If you compress liquid in an infinitely stiff and infinity insulated cylinder such that the cylinder does not expand and no heat can transpire, how much of the energy will converted to increase in pressure and how much will be converted into increase in temperature?
This is something that J.P Joule himself documented here https://www.jstor.org/stable/pdf/108692.pdf in in his paper "On the Thermal Effects of Compressing Fluids" in the year 1858, which is a little hard to follow. Hoping someone can help and/or point me the right direction.
In most application the increase in temperature is ignored since it is pretty insignificant to the increase in pressure. But in the case of high pressure applications, it is significant. The application of interest is high pressure tests, where the process of pressurizing the liquid does heat the system such that upon reaching the test pressure the liquid is now hotter than it's environment and thus begins to cool.
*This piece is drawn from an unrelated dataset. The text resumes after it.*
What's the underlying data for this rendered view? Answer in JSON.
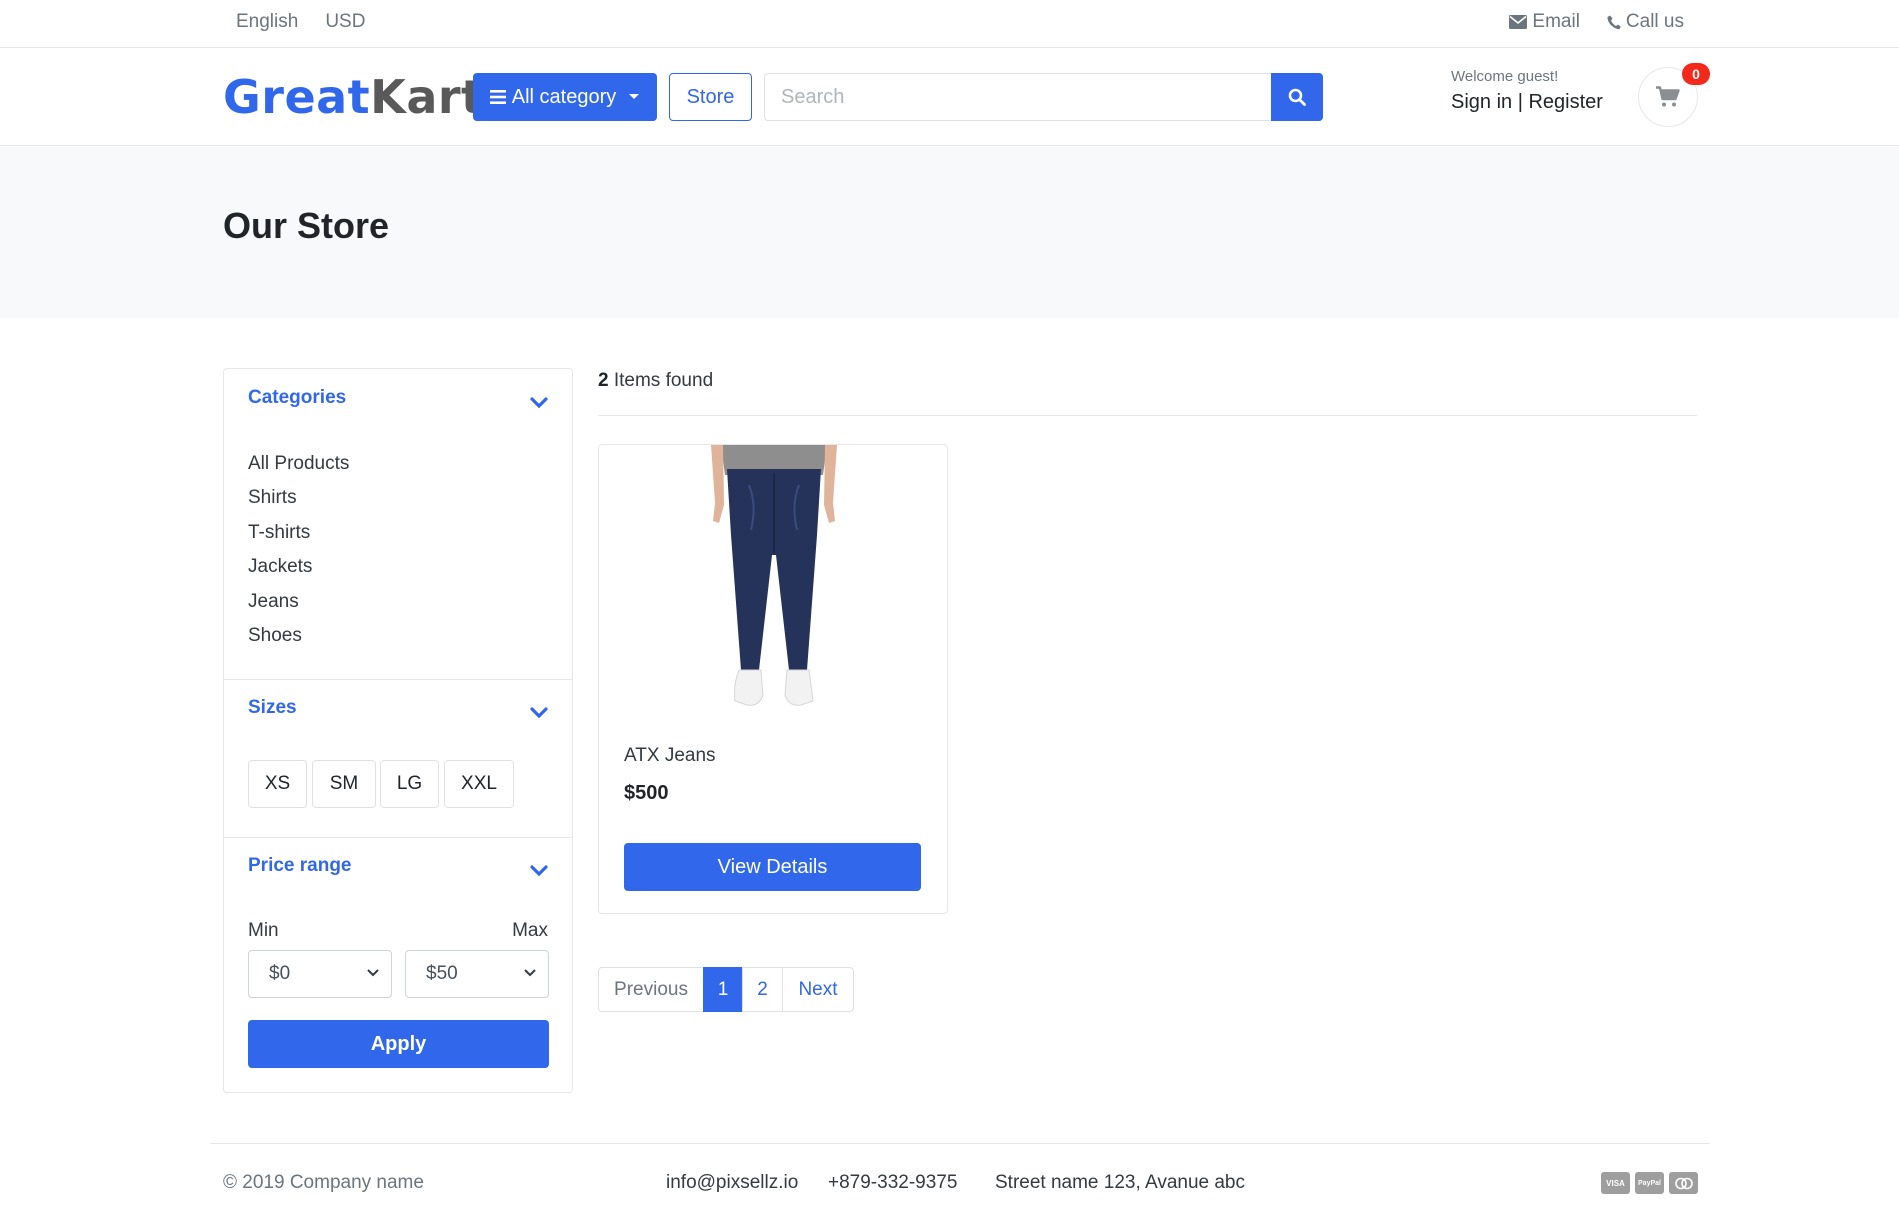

Yes some of the heat does come from the pump itself via conduction and viscous effects, but this only affects the fluid added, not the fluid that was already present which I can assure you does increase in temperature as well.
Whilst you can use the thermal expansion coefficient $\alpha\left[1 /^{\circ} \mathrm{C}\right]$ and Bulk Modulus of Elasticity $\beta [P a]$ to define the relationship between change in Pressure, Volume (or density) & Temp (PVT):
$$\frac{d V}{V}=-\frac{d \rho}{\rho} \cong \alpha \cdot d T-\frac{1}{\beta} \cdot d P$$
This is only of use if you know two of the three parameters. So I cold only use this to calculate the change in temperature if I know with a high level of accuracy in both the change in pressure and change in volume, which in most applications you only know the change in pressure with any level of accuracy since you don't know how much the pressure body expanded, if there is a leak, and if a flow meters is being used they are inherently inaccurate.
I'm sure there must be a way of calculating the how much energy used to compress a liquid goes to pressure and how much to temperature, such that if you know how much the pressure has increased, then you can calculate how much the temperature will increase. I suspect it will have something to do with Heat Capacities at constant volume $c_{v}$ and constant pressure $c_{p}$, but not yet sure how to implement them for this scenario.
Important to point out that for this scenario, neither the volume, pressure or temperature are constant, and typically speaking $\alpha$, $\beta$ and heat capacity values are listed/recorded to relation to one of these dimensions being constant i.e. constant volume, constant pressure or constant temperature.